One of the factors is that I have ADHD-Inattentive, the classic “ADD,” without the big H of hyperactivity. The lack of hyperactivity has left many boys and even more girls undiagnosed in childhood. On top of that, many folks with the inattentive sub-type do well enough to get by in the early years of schooling. And they continue to excel until they “slam into the wall” as described by Dr. Amen in his book, “Healing ADD.” Where this wall is differs from person to person.

Elementary School

I was one of those who excelled early in school. Reading and school itself were both early fixations in my life and my super power of hyperfocus was actively at work in both areas. It’s basically a perfect setup for an ADHDer to do well. In elementary school my love for reading propelled me to near the top of the class academically and kept me there until middle school. I had few friends, though I got along well enough with my classmates. I self-isolated through reading, and even at recess I might be found sitting alone reading rather than playing.

Since I loved school, I adored teachers. I always tried to be my teacher’s best friend. When I did schoolwork and took tests, I wanted them to be proud of what I did and I thrived on positive feedback and recognition that I got in return. I was also natural friends with the librarians in my schools and frequently spent extra time in the library.

Middle School

But by middle school I could no longer compete with the top of my class. I struggled with coursework that I found boring like language arts where we were learning parts of speech and syntax. This was the first time I can remember not being able to read and learn from a text. I still did very well in math and literature and was also active in band and choir…though I never practiced at home. Because I had already developed a reputation as a top student, I did everything I could to maintain that. I frequently lied about my academic progress and never shared my struggles with anyone because the prospect of admitting to that struggle was too embarrassing.

High School

I did fine through high school. I tested well enough to overcome my problems with homework and I relied on impressive procrastination skills to get through classes where late homework was accepted and long projects were staples. I filled my high school days with working in my parents’ store, playing in sports, bands, choirs, plays, musicals, and just about anything else I could join. I got good grades in classes I liked with teachers I liked, and I struggled in the others. I wouldn’t “slam into the wall” until my first year in college.
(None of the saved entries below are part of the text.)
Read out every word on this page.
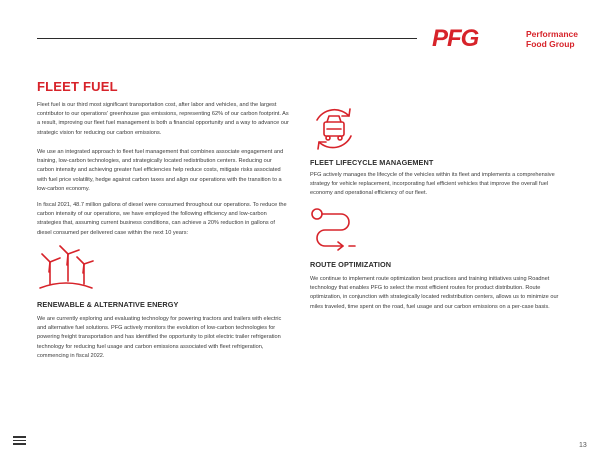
PFG	Performance
Food Group
FLEET FUEL

Fleet fuel is our third most significant transportation cost, after labor and vehicles, and the largest contributor to our operations' greenhouse gas emissions, representing 62% of our carbon footprint. As a result, improving our fleet fuel management is both a financial opportunity and a way to advance our strategic vision for reducing our carbon emissions.

We use an integrated approach to fleet fuel management that combines associate engagement and training, low-carbon technologies, and strategically located redistribution centers. Reducing our carbon intensity and achieving greater fuel efficiencies help reduce costs, mitigate risks associated with fuel price volatility, hedge against carbon taxes and align our operations with the transition to a low-carbon economy.

In fiscal 2021, 48.7 million gallons of diesel were consumed throughout our operations. To reduce the carbon intensity of our operations, we have employed the following efficiency and low-carbon strategies that, assuming current business conditions, can achieve a 20% reduction in gallons of diesel consumed per delivered case within the next 10 years:

RENEWABLE & ALTERNATIVE ENERGY

We are currently exploring and evaluating technology for powering tractors and trailers with electric and alternative fuel solutions. PFG actively monitors the evolution of low-carbon technologies for powering freight transportation and has identified the opportunity to pilot electric trailer refrigeration technology for reducing fuel usage and carbon emissions associated with fleet refrigeration, commencing in fiscal 2022.

FLEET LIFECYCLE MANAGEMENT

PFG actively manages the lifecycle of the vehicles within its fleet and implements a comprehensive strategy for vehicle replacement, incorporating fuel efficient vehicles that improve the overall fuel economy and operational efficiency of our fleet.

ROUTE OPTIMIZATION

We continue to implement route optimization best practices and training initiatives using Roadnet technology that enables PFG to select the most efficient routes for product distribution. Route optimization, in conjunction with strategically located redistribution centers, allows us to minimize our miles traveled, time spent on the road, fuel usage and our carbon emissions on a per-case basis.

13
But that’s a tale for some other day.

Another factor that worked against me getting a childhood ADHD diagnosis was that my family moved frequently. Between preschool and 12th grade my family moved ten times. Three times these moves involved changing schools in the middle of the year. The moves made it all the more difficult for any teacher to have enough time and data to see through my mask and find the struggling child beneath.

So why wasn’t I diagnosed as a child?

TL/DR: I was born in the wrong decade. I have ADHD-Inattentive, and without hyperactive symptoms you don’t often stand out. I absolutely LOVED school and reading throughout my elementary years, which set me up for many years of success. When I started to struggle I was too embarrassed to talk about it and lied to cover up all signs of struggle that I could. Moving ten times during my school years also prevented educators from having enough time to really get to know me.

Having been diagnosed as a child could have dramatically changed my life. My diagnosis is still new and I’m struggling to manage the grief I have over all of the time and opportunities that I lost to ADHD when I didn’t even know I had it. As I work on moving forward, I am trying to take to heart a quote written on a small plaque I was given by a teacher when I was just seven years old: The past cannot be changed, but the future is whatever you want it to be. 30 years later it has more meaning than ever.